两人僵持好久,宋二花知道宋清雯打的是鱼死网破的念头,偏偏宋清雯可以什么都不怕,宋二花却要保护宋丰宋香不受伤害,即使宋嘉泽在这里,宋二花也不敢轻举妄动,说句难听的,宋清雯和宋嘉泽连宋丰宋香俩的一根头发丝都比不上,甚至宋二花看丰香比自己的命更重要,她不敢冒一点险,害怕伤到哪一个。
尽管宋二花巴不得宋清雯去死,却绝不敢把人真打死,她出事,宋丰宋香两人怎么办?投鼠忌器,她被死死辖制住了。
宋清雯踩准的就是宋二花这种心理,宋二花狠,她就比她更狠,更横,彻底压制她,也幸好宋嘉泽仍在部队待着,不然她绝对会束手束脚。

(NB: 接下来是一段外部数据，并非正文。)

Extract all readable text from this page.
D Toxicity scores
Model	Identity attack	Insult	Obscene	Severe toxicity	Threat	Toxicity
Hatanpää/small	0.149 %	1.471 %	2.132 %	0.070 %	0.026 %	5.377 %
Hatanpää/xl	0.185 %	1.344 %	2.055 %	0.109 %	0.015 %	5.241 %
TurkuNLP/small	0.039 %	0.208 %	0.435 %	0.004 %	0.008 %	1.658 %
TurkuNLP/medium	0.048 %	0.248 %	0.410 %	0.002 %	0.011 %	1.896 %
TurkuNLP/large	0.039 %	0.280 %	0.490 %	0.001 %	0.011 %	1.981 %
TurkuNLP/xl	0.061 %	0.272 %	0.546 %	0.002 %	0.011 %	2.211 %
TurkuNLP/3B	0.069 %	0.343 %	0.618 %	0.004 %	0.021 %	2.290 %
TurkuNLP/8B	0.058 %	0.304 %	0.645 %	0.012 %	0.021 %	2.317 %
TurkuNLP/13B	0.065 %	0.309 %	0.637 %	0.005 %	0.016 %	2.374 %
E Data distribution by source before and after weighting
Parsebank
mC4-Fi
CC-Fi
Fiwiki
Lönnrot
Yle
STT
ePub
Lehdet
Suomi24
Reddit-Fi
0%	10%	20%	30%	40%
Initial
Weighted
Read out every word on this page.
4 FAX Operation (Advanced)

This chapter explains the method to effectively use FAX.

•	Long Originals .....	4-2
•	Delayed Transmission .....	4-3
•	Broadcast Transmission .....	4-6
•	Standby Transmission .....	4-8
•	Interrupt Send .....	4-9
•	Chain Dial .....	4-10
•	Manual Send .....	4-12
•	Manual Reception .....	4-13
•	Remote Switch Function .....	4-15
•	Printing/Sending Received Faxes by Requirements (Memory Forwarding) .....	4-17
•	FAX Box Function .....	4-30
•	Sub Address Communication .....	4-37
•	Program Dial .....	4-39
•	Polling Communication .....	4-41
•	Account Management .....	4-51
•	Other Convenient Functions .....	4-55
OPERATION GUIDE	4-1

宋清雯想做什么?她现在有两件要紧事——一是自己独立分户出去,不再被宋二花控制,二是帮宋涛和原主抚养宋嘉泽,无论哪件事都不容易做成,如果可以,她还想远离宋二花一家,搬到其他城市居住,但这件事更难办,特别是现在这个特殊年代。
“我没想做什么,现在这样很好啊,我在家好吃好喝,还能指挥宋丰宋香给我干活,日子过得有滋有味,偶尔耍耍刀,我早该这样做,幸好还不算迟。”
宋清雯不会傻到跟宋二花说真话,一旦宋二花知道,绝对不会让她如意。
宋二花又被宋清雯的话气得心梗。
宋清雯在小宋村折腾人,心情愉快,此时,远在南方的琼岛h市部队驻地——
“咚咚!”来人放下敲门的手,说,“陆营长,下班了,不是说好跟我去家属院看小泽那孩子?”
闻言,埋首伏案工作的男人抬起头,动作迅速而有条不紊地整理好桌面,拿上解放帽:“现在去。”